There is no financial crystal ball, but history has shown that a steady, disciplined approach can weather market ups and downs better than trying to time it.

Over the years, I realized that my successful investments all had one thing in common. They weren’t based on timing the market. Instead, I focused on building positions slowly and holding them over the medium to long term. By shifting away from short-term strategies and adopting Buffett’s long-term focus, my odds of success increased significantly.

Yes, I know this may sound boring, and you might argue that such a method is unlikely to deliver massive, immediate returns. But after losing 9 out of 10 trades trying to time the market, I realized boring is beautiful.

Buffett once said, “The stock market is designed to transfer money from the Active to the Patient.

And I couldn’t agree more. Investing is not about swinging for the fences. It’s about being in the game for the long haul, letting time and the power of compounding work for you. Just consider that his firm, Berkshire Hathaway, recently became the first non-tech US company to cross $1 trillion in market capitalization. That is a testament to the strength of this approach.

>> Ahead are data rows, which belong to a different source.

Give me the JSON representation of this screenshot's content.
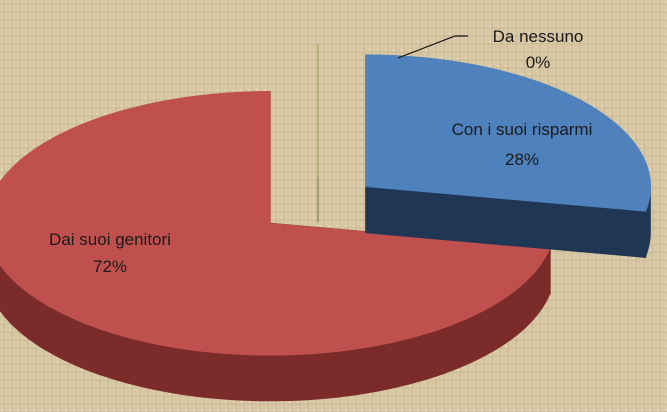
{
  "chart_data": {
    "type": "pie",
    "categories": [
      "Con i suoi risparmi",
      "Dai suoi genitori",
      "Da nessuno"
    ],
    "values": [
      28,
      72,
      0
    ],
    "value_labels": [
      "28%",
      "72%",
      "0%"
    ],
    "colors": [
      "#4f81bd",
      "#c0504d",
      "#9bbb59"
    ],
    "side_colors": [
      "#1f3654",
      "#7b2b29",
      "#5e7a2e"
    ],
    "three_d": true,
    "exploded": true
  }
}
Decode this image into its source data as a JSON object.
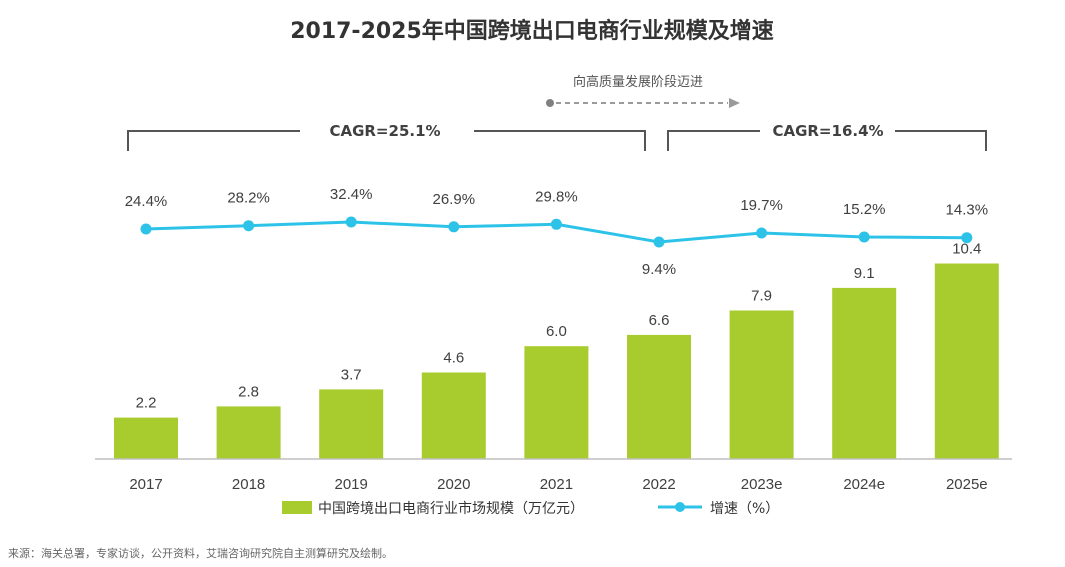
{
  "chart_data": {
    "type": "bar",
    "title": "2017-2025年中国跨境出口电商行业规模及增速",
    "categories": [
      "2017",
      "2018",
      "2019",
      "2020",
      "2021",
      "2022",
      "2023e",
      "2024e",
      "2025e"
    ],
    "series": [
      {
        "name": "中国跨境出口电商行业市场规模（万亿元）",
        "kind": "bar",
        "values": [
          2.2,
          2.8,
          3.7,
          4.6,
          6.0,
          6.6,
          7.9,
          9.1,
          10.4
        ],
        "labels": [
          "2.2",
          "2.8",
          "3.7",
          "4.6",
          "6.0",
          "6.6",
          "7.9",
          "9.1",
          "10.4"
        ],
        "color": "#a8cc2e"
      },
      {
        "name": "增速（%）",
        "kind": "line",
        "values": [
          24.4,
          28.2,
          32.4,
          26.9,
          29.8,
          9.4,
          19.7,
          15.2,
          14.3
        ],
        "labels": [
          "24.4%",
          "28.2%",
          "32.4%",
          "26.9%",
          "29.8%",
          "9.4%",
          "19.7%",
          "15.2%",
          "14.3%"
        ],
        "color": "#2dc3e8"
      }
    ],
    "ylim_bar": [
      0,
      10.5
    ],
    "annotations": {
      "cagr_first": "CAGR=25.1%",
      "cagr_second": "CAGR=16.4%",
      "stage_note": "向高质量发展阶段迈进"
    },
    "legend_position": "bottom",
    "grid": false,
    "source": "来源：海关总署，专家访谈，公开资料，艾瑞咨询研究院自主测算研究及绘制。"
  }
}
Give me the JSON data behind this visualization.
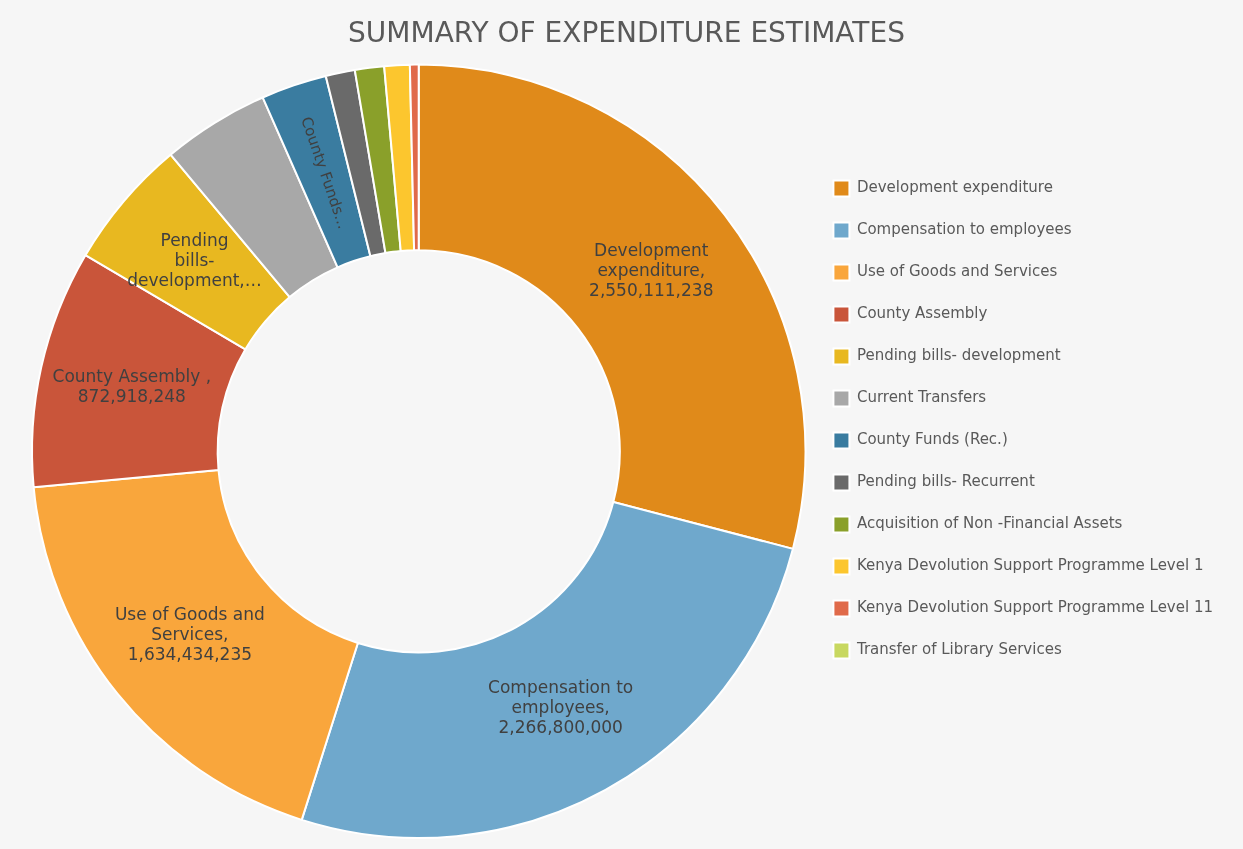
{
  "chart_data": {
    "type": "donut",
    "title": "SUMMARY OF EXPENDITURE ESTIMATES",
    "categories": [
      "Development expenditure",
      "Compensation to employees",
      "Use of Goods and Services",
      "County Assembly",
      "Pending bills- development",
      "Current Transfers",
      "County Funds (Rec.)",
      "Pending bills- Recurrent",
      "Acquisition of Non -Financial Assets",
      "Kenya Devolution Support Programme Level 1",
      "Kenya Devolution Support Programme Level 11",
      "Transfer of Library Services"
    ],
    "values": [
      2550111238,
      2266800000,
      1634434235,
      872918248,
      478000000,
      393000000,
      241000000,
      107000000,
      107000000,
      93000000,
      32000000,
      0
    ],
    "colors": [
      "#e08a1a",
      "#6fa8cc",
      "#f9a63c",
      "#c9553a",
      "#e8b820",
      "#a8a8a8",
      "#3a7ca0",
      "#6a6a6a",
      "#8aa02a",
      "#fcc62e",
      "#e06a4a",
      "#c8d860"
    ],
    "value_labels": [
      "Development expenditure, 2,550,111,238",
      "Compensation to employees, 2,266,800,000",
      "Use of Goods and Services, 1,634,434,235",
      "County Assembly , 872,918,248",
      "Pending bills- development,…",
      null,
      "County Funds…",
      null,
      null,
      null,
      null,
      null
    ],
    "legend": "right"
  }
}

That said, I’ll admit I don’t have the accounting prowess to dive deep into individual company financials. That slice of the investing cake is just too big for me. Instead, I chose a simpler path, investing in an index ETF, specifically the S&P 500. This immediately lowered my risk through diversification, giving me exposure to the largest and most stable companies without the need for intricate analysis.

Wikipedia: The Standard and Poor’s 500, or simply the S&P 500, is a stock market index tracking the stock performance of 500 of the largest companies listed on stock exchanges in the United States.

Let me show you what I mean.

SP 500 3 Months Swing

If we look at the chart above, which shows the past 3 months, and assume you’re trading on a short-term basis, you can see several instances where you might have bought at the top and sold at the bottom , simply due to reacting to market conditions. It is easy to get caught in these swings when you are focused on short-term trading.

S&P 500 5-year chart

Now, let’s switch things up a bit. Imagine you bought into the index right before COVID struck, arguably a terrible time to invest. However, fast forward 5 years, and you would be sitting on a 50% profit! Not bad at all, considering the volatility and uncertainty that followed.

Of course, don’t get me wrong, there are people who are amazing at short-term trading, but I’m not one of them. And honestly, I think most of us aren’t. Otherwise, we would see plenty of millionaires walking around by now! 😄

Given the choice between a high-risk, high-stress trade with a small chance of success and a more “boring” trade with a higher chance of success, I would choose boring any day. It might not be exciting, but it offers a much better chance of success without the emotional rollercoaster.

So, if you’re struggling with your trades, perhaps it’s time to consider Warren Buffett’s approach. You might be pleasantly surprised and, more importantly, finally find the time to relax and enjoy life the way it should be.